Der junge Odran Yates kommt 1972 an das Priesterseminar in Dublin, nachdem seine Mutter eine Vision hatte, die ihr verriet, dass ihr Sohn zum Geistlichen bestimmt sei. Odran ist voller Eifer dabei und widmet sein Leben der katholischen Kirche, mit der Überzeugung, als Priester viel Gutes tun zu können. Als einer der besten seines Jahrgangs wird ihm sogar die Ehre zuteil, das letzte Studienjahr in Rom verbringen zu dürfen, wo er als persönlicher Diener des Papstes direkt in das Herz des Vatikans dringen kann. Schon damals fallen ihm Unstimmigkeiten innerhalb der Kirche auf, die er allerdings allesamt verdrängt, weil er sich der strikten Kirchen-Hierarchie unterordnet, ohne diese zu hinterfragen. Als er vierzig Jahre später beginnt, seine Geschichte zu erzählen, befindet sich die katholische Kirche Irlands in einer tiefen Krise: allmählich kommen immer weitere Missbrauchsskandale ans Licht, die von den Kirchenoberen immer vertuscht wurden: anstatt sie zu bestrafen, wurden die Pfarrer einfach immer wieder in andere Gemeinden versetzt, wo sie ihre Verbrechen immer wieder begehen konnten. Odran ist, nachdem immer mehr schmutzige Details ans Licht kommen, entsetzt von den Machenschaften seiner Glaubensbrüder und kann kaum glauben, dass all dies jahrelang unbemerkt geschehen konnte. Er beteuert vor sich selbst und dem Leser immer wieder, völlig ahnungslos gewesen zu sein, doch je weiter er in seiner Geschichte fortschreitet und je mehr Details seines Lebens und das seiner Brüder ans Licht kommen, desto mehr wird ihm klar, dass er doch nicht ganz so unschuldig sein kann, wie er selbst es gerne glauben möchte. Nicht nur, dass ihm sein bewusstes Wegsehen immer deutlicher wird, er realisiert auch, dass er dadurch selbst enorm viel Schaden auch in seinem engsten Umfeld verursacht hat …
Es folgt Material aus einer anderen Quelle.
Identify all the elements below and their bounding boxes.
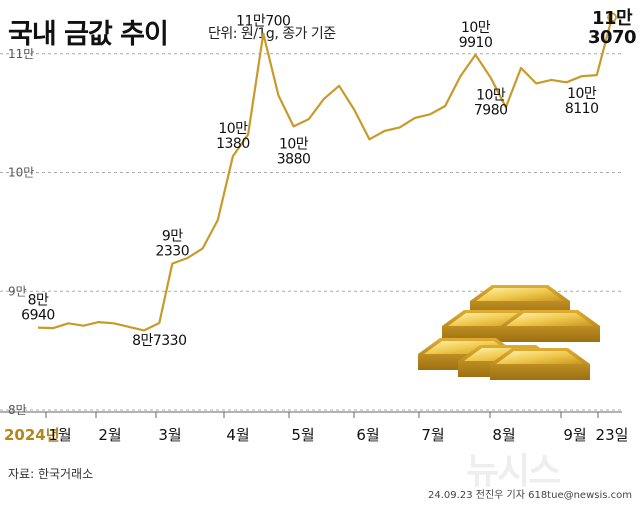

Dieser Roman Boynes ist sein erster, der in seiner Heimat Irland spielt. Er analysiert überzeugend und treffend die Gefahren der strikten Kirchenhierarchie, der Macht, die die Würdenträger in der Gesellschaft allgemein und in ihren Gemeinden im Kleinen haben und die Art in der diese immer wieder auf Kosten der schwächsten ausgenutzt wurde. Zentrale Akteure sind aber hierbei nicht jene wenige, die sich des Missbrauchs schuldig gemacht haben, sondern gerade die, die sich entweder bewusst dazu entschlossen haben, alles unter den Teppich zu kehren oder wegzusehen, weil sie den schwierigen Weg, sich gegen die strikten Strukturen der Kirchen aufzulehnen entweder aus Bequemlichkeit oder aus Feigheit nicht gehen wollten. Mit einer ungeheuren Wut zeigt Boyne hierbei, dass man sich nicht selbst an einem Kind vergreifen muss, um sich schuldig zu machen, sondern dass jeder, der etwas auch nur im Entferntesten ahnt und dennoch nichts unternimmt, an der Zerstörung von Menschenleben beteiligt ist. So erkennt Odran, dass er, der immer überzeugt davon war, sein Leben einer guten Sache zu widmen, sich selbst von vornherein nur belogen und sich die ganze Zeit in seiner Schulbibliothek versteckt hat und dass all sein Streben völlig umsonst war, weil er sich nicht getraut hat, im entscheidenden Moment zu handeln.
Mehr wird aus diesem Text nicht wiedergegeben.